Thursday, December 2nd, 2010

To get a better overview of a rulebase you can create a graph that shows you the chain of normalization.

At first you have to install an additional package called graphviz. Graphviz is a tool that creates such a graph with the help of a control file (created with the rulebase). Here you will find more informaton about graphviz.

To install it you can use the package manager or the yum command.

$ sudo yum install graphviz

The next step would be creating the control file for graphviz. Therefor we use the normalizer command with the optionsĀ -d “prefered filename for the control file” and -r “folder of sampledb”

$ ./normalize -d control.dot -r /home/Test/messages.rb

Please note that there is no need for an input or output file.
If you have a look at the control file now you will see that the content is a little bit confusing, but it includes all information, like the nodes, fields and parser, that graphviz needs to create the graph. Of course you can edit that file, but please note that it is a lot of work.

Now we can create the graph by typing

$ dot control.dot -Tpng >graph.png

dot + name of control file + option -T -> file format + output file

That is just one example for using graphviz, of course you can do many other great things with it. But I think this “simple” graph could be very helpful for the normalizer.

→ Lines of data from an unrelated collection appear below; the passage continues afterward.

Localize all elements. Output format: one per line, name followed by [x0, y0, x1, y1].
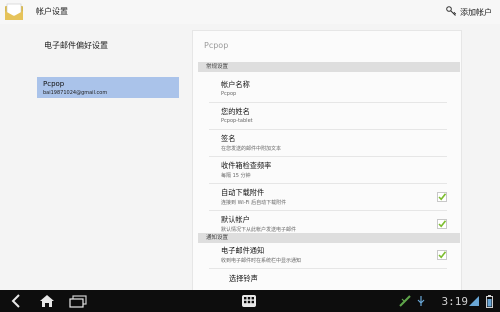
- default-account-checkbox[interactable]: [437, 219, 447, 229]
- divider: [209, 156, 447, 157]
- setting-check-frequency[interactable]: 收件箱检查频率 每隔 15 分钟: [193, 161, 461, 185]
- setting-subtitle: 每隔 15 分钟: [221, 173, 251, 179]
- email-preferences-header[interactable]: 电子邮件偏好设置: [44, 40, 108, 51]
- setting-title: 您的姓名: [221, 107, 250, 116]
- check-icon: [438, 193, 446, 201]
- panel-title: Pcpop: [204, 41, 229, 50]
- system-nav-bar: 3:19: [0, 290, 500, 312]
- battery-icon: [484, 293, 494, 309]
- section-notifications: 通知设置: [198, 233, 460, 243]
- usb-debug-icon: [398, 293, 412, 309]
- setting-subtitle: 收到电子邮件时在系统栏中显示通知: [221, 258, 302, 264]
- setting-title: 帐户名称: [221, 80, 250, 89]
- account-email: bai19871024@gmail.com: [43, 90, 108, 96]
- setting-email-notifications[interactable]: 电子邮件通知 收到电子邮件时在系统栏中显示通知: [193, 246, 461, 270]
- email-notifications-checkbox[interactable]: [437, 250, 447, 260]
- setting-select-ringtone[interactable]: 选择铃声: [193, 274, 461, 288]
- wifi-icon: [468, 293, 480, 309]
- back-icon[interactable]: [8, 293, 24, 309]
- section-general: 常规设置: [198, 62, 460, 72]
- check-icon: [438, 251, 446, 259]
- setting-subtitle: Pcpop-tablet: [221, 118, 253, 124]
- status-clock: 3:19: [441, 295, 469, 308]
- setting-your-name[interactable]: 您的姓名 Pcpop-tablet: [193, 107, 461, 131]
- auto-download-checkbox[interactable]: [437, 192, 447, 202]
- email-app-icon[interactable]: [4, 3, 24, 21]
- page-title: 帐户设置: [36, 7, 68, 16]
- setting-title: 默认帐户: [221, 215, 250, 224]
- action-bar: 帐户设置 添加帐户: [0, 0, 500, 25]
- divider: [209, 129, 447, 130]
- setting-subtitle: 默认情况下从此帐户发送电子邮件: [221, 227, 297, 233]
- setting-title: 电子邮件通知: [221, 246, 265, 255]
- home-icon[interactable]: [38, 293, 56, 309]
- settings-panel: Pcpop 常规设置 帐户名称 Pcpop 您的姓名 Pcpop-tablet …: [192, 30, 462, 292]
- setting-subtitle: 在您发送的邮件中附加文本: [221, 146, 282, 152]
- setting-title: 签名: [221, 134, 236, 143]
- divider: [209, 102, 447, 103]
- usb-icon: [416, 293, 426, 309]
- setting-subtitle: Pcpop: [221, 91, 237, 97]
- check-icon: [438, 220, 446, 228]
- key-icon: [446, 5, 457, 19]
- add-account-button[interactable]: 添加帐户: [446, 4, 492, 20]
- setting-account-name[interactable]: 帐户名称 Pcpop: [193, 80, 461, 104]
- divider: [209, 268, 447, 269]
- setting-signature[interactable]: 签名 在您发送的邮件中附加文本: [193, 134, 461, 158]
- divider: [209, 210, 447, 211]
- recent-apps-icon[interactable]: [68, 293, 88, 309]
- setting-auto-download[interactable]: 自动下载附件 连接到 Wi-Fi 后自动下载附件: [193, 188, 461, 212]
- app-grid-icon[interactable]: [240, 293, 258, 309]
- account-list-pane: 电子邮件偏好设置 Pcpop bai19871024@gmail.com: [0, 24, 180, 290]
- settings-pane: Pcpop 常规设置 帐户名称 Pcpop 您的姓名 Pcpop-tablet …: [180, 24, 500, 292]
- account-item-selected[interactable]: Pcpop bai19871024@gmail.com: [37, 77, 179, 98]
- add-account-label: 添加帐户: [460, 7, 492, 17]
- setting-title: 选择铃声: [229, 274, 258, 283]
- setting-title: 自动下载附件: [221, 188, 265, 197]
- account-name: Pcpop: [43, 80, 65, 88]
- setting-title: 收件箱检查频率: [221, 161, 272, 170]
- setting-subtitle: 连接到 Wi-Fi 后自动下载附件: [221, 200, 287, 206]
- divider: [209, 183, 447, 184]
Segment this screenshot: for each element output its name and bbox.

Please find below a sample for such a graph, but please note that this is not such a pretty one. We will update that graph as soon as we have a adequate one. Such a graph can grow very fast by editing your rulebase.

graph sample
Click to enlarge.

Creating a rulebase

Tuesday, November 16th, 2010

A first example for a rulebase you can download at
http://blog.gerhards.net/2010/11/log-normalization-first-results.html

I will use an excerpt of that rulebase to show you the most common expressions.

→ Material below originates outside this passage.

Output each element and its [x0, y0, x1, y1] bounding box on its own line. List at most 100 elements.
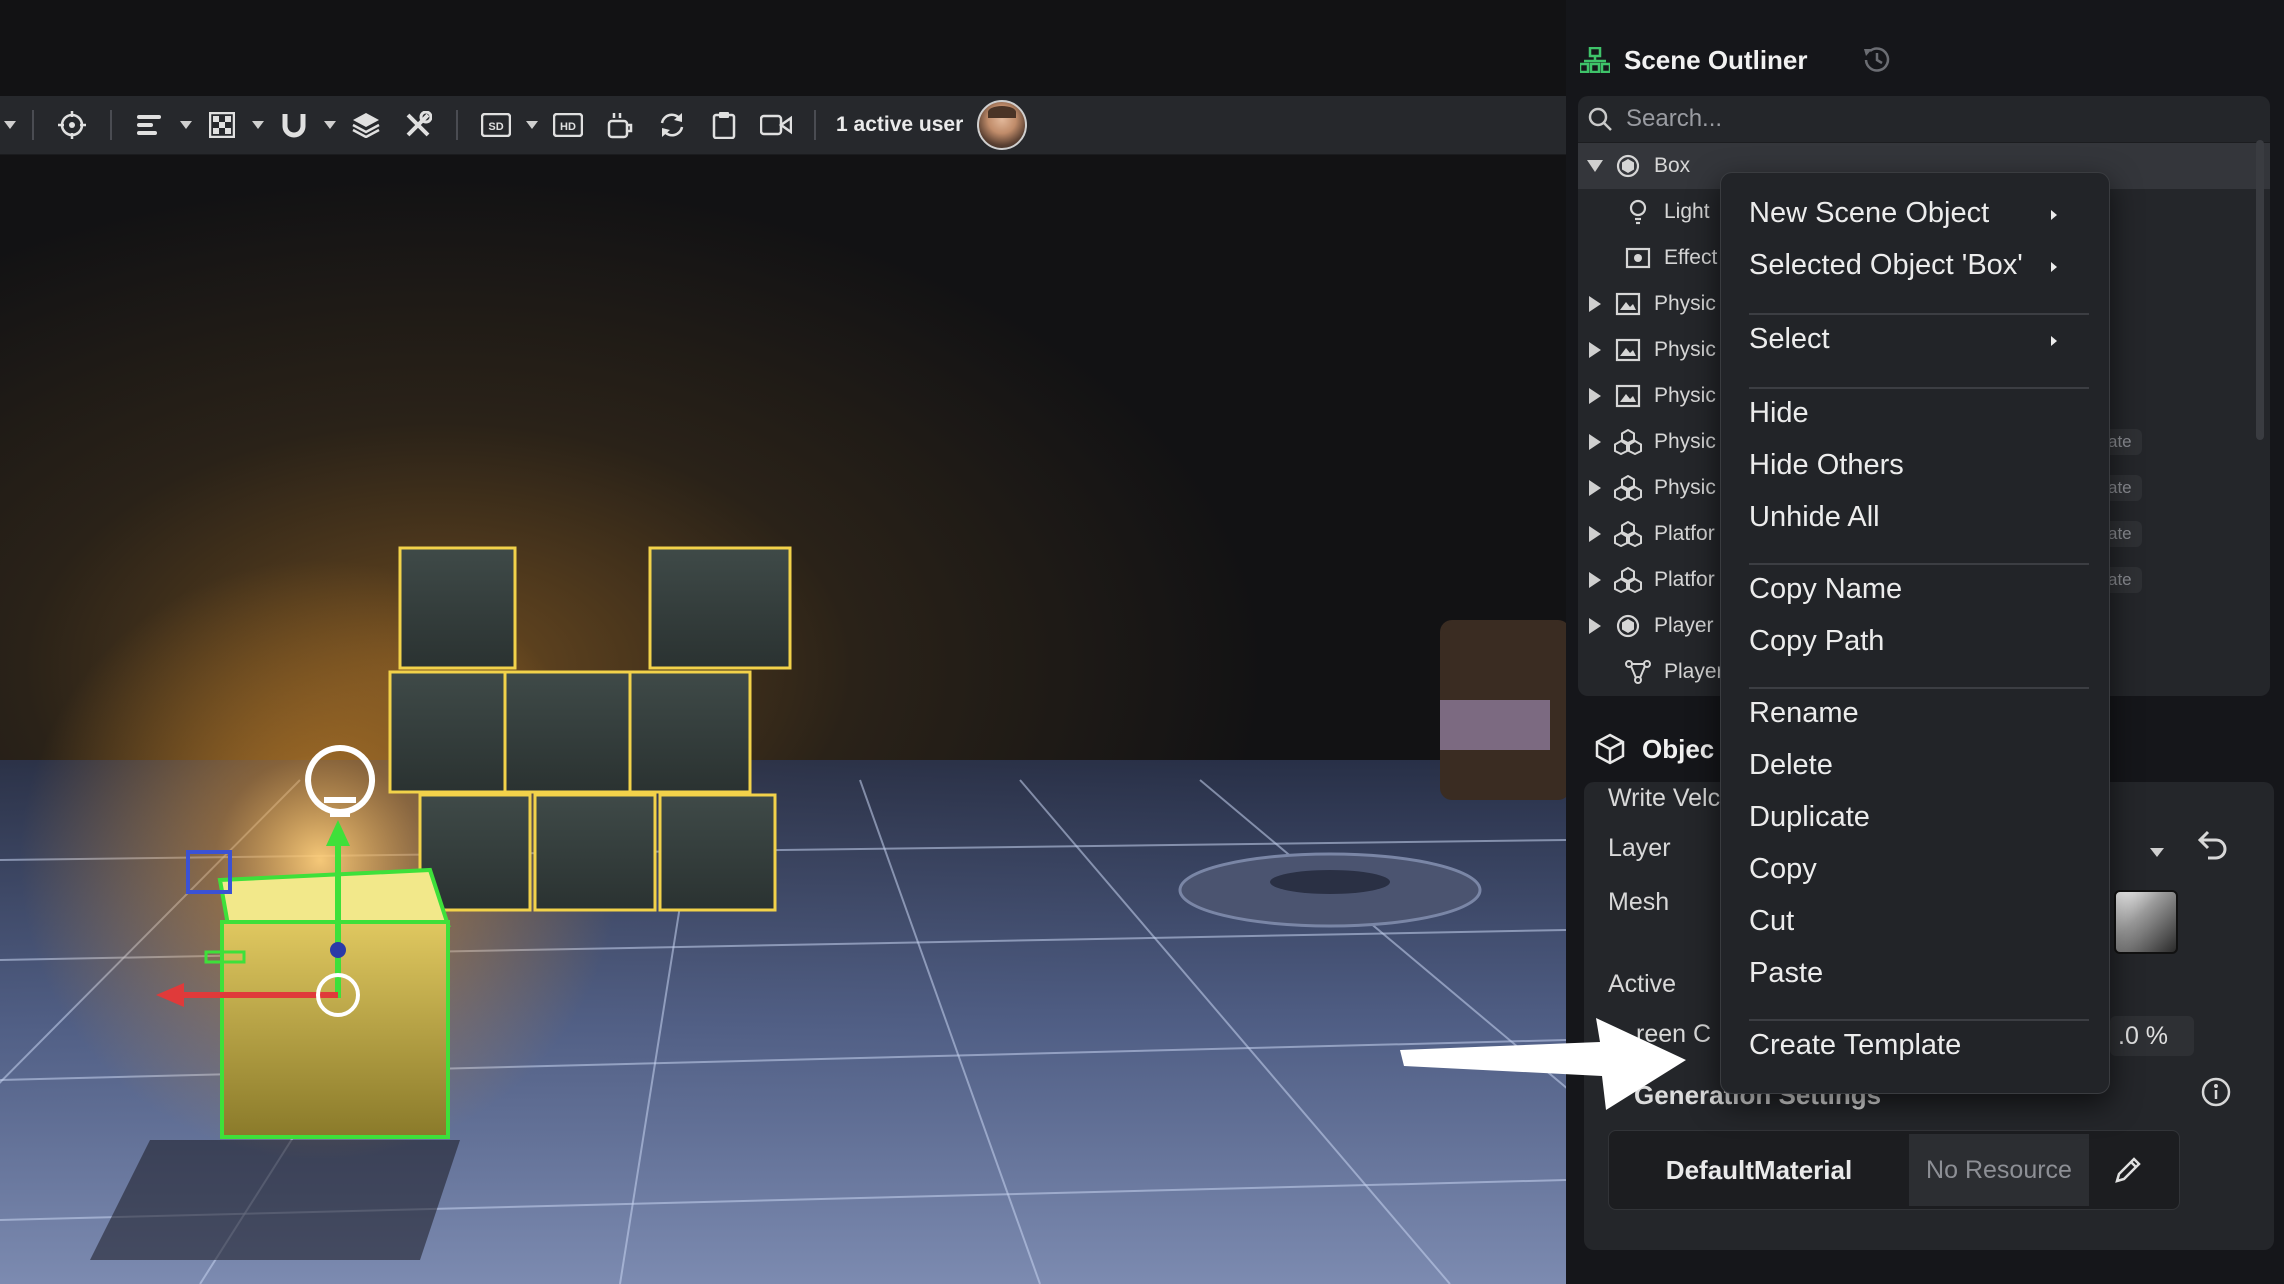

rule=:%date:date-rfc3164% %host:word% %tag:char-to:\x3a%: no longer listening on %ip:ipv4%#%port:number%'

That excerpt is a common rule. A rule contains different “parts”/properties, like the message you want to normalize (e.g. Host, IP, Source, Syslogtag…)

All rules have to start with “rule=:

The buildup of a property is as follows

%field name:field type:additional information%

field name -> that name can be free selected. It should reflect the content of the field, e.g. src-ip for the source IP. In common sense, the field names should be the same in all samples, if the content of the field means the same.

field type -> selects the accordant parser

date-rfc3164: date in format of rfc3164

ipv4: ip adress

number: sequence of numbers (example: %port:number%)

word: everything till the next blank (example: %host:word%)

char-to: the field will be defined by the sign in the additional information (example: %tag:char-to:\x3a%: (x3a means ":" in the additional information))

additional information -> dependent on the field type; some field types need additional information

In our example we have some more information that is used as “simple text”. That parts are exactly like the parts in the messages and are not selected by a property.

Very important:

In the field type “char-to” you can use any item that is on your keyboard. In the case shown above, the item “:” has to be escaped with it’s ANSII version. Other characters do not have to be escaped.